Chico brinca com o amigo Hatoum, lembrando que esse narrador lhe azucrinou a vida durante um ano e meio, tirando seu sono e deixando ao escritor como herança uma perna quebrada. Assustado de como a ficção tomava conta da sua vida real, o cantor e compositor resolve encurtar a novela para se livrar do velho narrador azarento.
Logo à minha frente, um bêbado, já no interior da tenda, grita para o telão:
– Chico estou aqui. Fala comigo!
Os seguranças o agarram. E ele aos gritos continua a chamar a atenção de todos.
– Chico estou aqui. Fala comigo!
Na sua camiseta algumas palavras escritas com caneta hidrocor preta :
“Liberté, Egalité, Fraternité”.
Os dois autores continuam a conversa.
Chico Buarque apoia o protesto dos caiçaras da região ao ler:
– Eles evidentemente apoiam e aprovam o turismo cultural promovido pela Flip e por isso fizeram a passeata, para chamar a atenção; quanto ao perigo que correm com outro tipo de turismo, o predatório.

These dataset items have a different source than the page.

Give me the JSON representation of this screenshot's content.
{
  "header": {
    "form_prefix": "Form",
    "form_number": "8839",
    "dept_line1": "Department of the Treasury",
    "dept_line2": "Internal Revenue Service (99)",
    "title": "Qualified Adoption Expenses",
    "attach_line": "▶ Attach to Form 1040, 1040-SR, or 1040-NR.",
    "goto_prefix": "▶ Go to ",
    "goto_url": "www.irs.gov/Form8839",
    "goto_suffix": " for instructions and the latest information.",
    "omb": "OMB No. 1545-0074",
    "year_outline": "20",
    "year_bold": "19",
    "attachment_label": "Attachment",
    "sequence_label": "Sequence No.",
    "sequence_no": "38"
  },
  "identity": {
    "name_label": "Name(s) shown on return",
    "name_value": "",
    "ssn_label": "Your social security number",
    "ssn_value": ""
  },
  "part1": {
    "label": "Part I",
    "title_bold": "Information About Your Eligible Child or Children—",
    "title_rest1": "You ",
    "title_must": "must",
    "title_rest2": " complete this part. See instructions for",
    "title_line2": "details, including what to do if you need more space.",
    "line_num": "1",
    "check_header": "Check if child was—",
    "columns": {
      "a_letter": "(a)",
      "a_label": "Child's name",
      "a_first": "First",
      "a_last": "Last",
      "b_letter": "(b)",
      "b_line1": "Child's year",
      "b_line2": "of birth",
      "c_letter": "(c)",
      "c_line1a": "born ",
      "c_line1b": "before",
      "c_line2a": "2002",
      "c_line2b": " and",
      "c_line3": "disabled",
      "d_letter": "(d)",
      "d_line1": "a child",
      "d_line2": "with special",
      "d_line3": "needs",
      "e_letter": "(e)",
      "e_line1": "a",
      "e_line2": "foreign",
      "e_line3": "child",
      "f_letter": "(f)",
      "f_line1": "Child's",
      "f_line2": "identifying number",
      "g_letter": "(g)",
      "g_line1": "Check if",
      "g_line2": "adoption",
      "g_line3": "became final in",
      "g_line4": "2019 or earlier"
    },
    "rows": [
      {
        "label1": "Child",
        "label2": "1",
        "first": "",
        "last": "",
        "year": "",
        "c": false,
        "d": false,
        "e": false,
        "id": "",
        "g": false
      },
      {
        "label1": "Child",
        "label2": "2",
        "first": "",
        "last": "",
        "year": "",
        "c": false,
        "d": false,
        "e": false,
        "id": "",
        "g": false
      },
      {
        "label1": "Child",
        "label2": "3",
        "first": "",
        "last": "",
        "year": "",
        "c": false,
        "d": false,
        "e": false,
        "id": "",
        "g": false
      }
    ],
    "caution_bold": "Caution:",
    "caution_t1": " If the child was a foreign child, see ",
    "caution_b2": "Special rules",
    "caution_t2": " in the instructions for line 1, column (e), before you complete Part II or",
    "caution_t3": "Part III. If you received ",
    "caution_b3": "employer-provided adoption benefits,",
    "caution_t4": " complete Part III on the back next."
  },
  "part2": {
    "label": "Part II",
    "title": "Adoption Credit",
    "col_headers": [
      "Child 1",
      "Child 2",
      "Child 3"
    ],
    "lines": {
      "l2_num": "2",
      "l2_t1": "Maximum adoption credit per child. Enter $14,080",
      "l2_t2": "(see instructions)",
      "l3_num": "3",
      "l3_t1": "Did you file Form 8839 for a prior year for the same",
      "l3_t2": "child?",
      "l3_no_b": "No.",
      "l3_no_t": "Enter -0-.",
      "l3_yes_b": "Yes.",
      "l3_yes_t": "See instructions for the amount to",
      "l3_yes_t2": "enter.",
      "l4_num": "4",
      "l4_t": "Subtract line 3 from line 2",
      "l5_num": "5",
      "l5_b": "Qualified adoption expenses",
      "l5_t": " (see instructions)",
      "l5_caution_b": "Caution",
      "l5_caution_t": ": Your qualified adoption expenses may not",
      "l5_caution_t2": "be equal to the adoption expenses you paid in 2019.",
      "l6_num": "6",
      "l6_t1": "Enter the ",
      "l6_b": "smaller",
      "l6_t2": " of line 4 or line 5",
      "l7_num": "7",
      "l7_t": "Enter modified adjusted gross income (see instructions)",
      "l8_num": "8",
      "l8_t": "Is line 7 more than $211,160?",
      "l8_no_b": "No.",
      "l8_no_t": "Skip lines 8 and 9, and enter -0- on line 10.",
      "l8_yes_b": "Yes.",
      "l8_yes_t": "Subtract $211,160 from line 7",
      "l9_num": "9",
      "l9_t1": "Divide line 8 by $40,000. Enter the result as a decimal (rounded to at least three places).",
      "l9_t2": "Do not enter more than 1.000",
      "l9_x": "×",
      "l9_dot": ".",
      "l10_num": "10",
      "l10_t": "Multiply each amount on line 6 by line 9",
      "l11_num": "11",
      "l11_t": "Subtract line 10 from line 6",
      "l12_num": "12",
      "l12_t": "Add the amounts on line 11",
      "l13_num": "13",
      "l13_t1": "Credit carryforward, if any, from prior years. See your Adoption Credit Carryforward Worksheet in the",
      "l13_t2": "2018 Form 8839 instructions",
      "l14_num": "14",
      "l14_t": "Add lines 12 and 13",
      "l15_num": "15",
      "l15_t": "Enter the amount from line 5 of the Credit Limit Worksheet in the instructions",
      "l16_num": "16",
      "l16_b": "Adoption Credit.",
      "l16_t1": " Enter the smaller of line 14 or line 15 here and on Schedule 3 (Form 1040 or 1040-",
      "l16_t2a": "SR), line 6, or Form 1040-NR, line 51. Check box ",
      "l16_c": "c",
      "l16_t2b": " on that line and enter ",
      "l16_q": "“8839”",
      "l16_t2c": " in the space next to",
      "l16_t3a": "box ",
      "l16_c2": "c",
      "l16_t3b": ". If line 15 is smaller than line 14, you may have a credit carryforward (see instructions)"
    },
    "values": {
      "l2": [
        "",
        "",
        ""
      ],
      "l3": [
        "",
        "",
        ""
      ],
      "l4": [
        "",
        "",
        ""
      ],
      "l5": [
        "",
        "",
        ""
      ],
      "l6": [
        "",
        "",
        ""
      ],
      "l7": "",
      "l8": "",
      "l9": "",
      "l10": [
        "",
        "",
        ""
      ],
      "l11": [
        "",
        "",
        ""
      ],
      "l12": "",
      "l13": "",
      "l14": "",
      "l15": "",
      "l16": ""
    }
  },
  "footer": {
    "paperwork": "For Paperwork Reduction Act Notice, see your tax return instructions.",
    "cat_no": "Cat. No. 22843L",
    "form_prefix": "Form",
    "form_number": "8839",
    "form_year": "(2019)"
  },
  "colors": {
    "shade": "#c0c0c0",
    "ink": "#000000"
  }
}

Enquanto isto, o bêbado do outro lado, no alto do poste da “Tenda do Telão”, grita para a imagem do Chico, erguendo os punhos para o alto:
– Chico estou aqui. Fala comigo! Liberté, Egalité, Fraternité.! Liberté, Egalité, Fraternité! Liberté, Egalité, Fraternité! (...)
Os seguranças cogitam subir para tirá-lo, mas ele grita mais forte:
– Liberté, Egalité, Fraternité!
A mesa dos autores termina e tento chegar à Tenda dos Autógrafos, arrodeando o outro lado da igreja. Fico parada perto da escada da tenda sem poder me movimentar. Depois de duas horas em pé as minhas pernas estão amortecidas. Os minutos passam e muitos repórteres me espremem e me jogam para o outro lado da calçada.
A sorte me sorri!Os fotógrafos e repórteres me ajudam! O Chico sorrindo rodeado de seguranças, espremido pelo batalhão de fotógrafos e repórteres, passa ao meu lado!
Não acredito! Espero a multidão dispersar. Meu marido agoniado no meio do povo me acena. Aos trancos e barrancos, consigo depois de muitos empurrões me aproximar dele. Claustrofóbico, ele me agita o “Leite Derramado” e a senha 52, e diz:
– O que a gente não faz por amor!
Declaração de amor a parte. Cutucada, empurrada, pisoteada..., chego nele.
Abro um sorriso de orelha a orelha e digo:
– Chico estive no festival da Record em que você ganhou com “A Banda”. O meu tio Marconi cantou com o Trio Marayá junto com Jair Rodrigues. Você se lembra do Trio?
– Trio Marayá, lógico que lembro. E o seu tio como está?
– Ah! Ele morreu em 2003.
Nisto ainda me olhando, sorrindo autografa o livro, enquanto, sou empurrada para longe dele.
A minha perna está trêmula pelo cansaço. Estou feliz!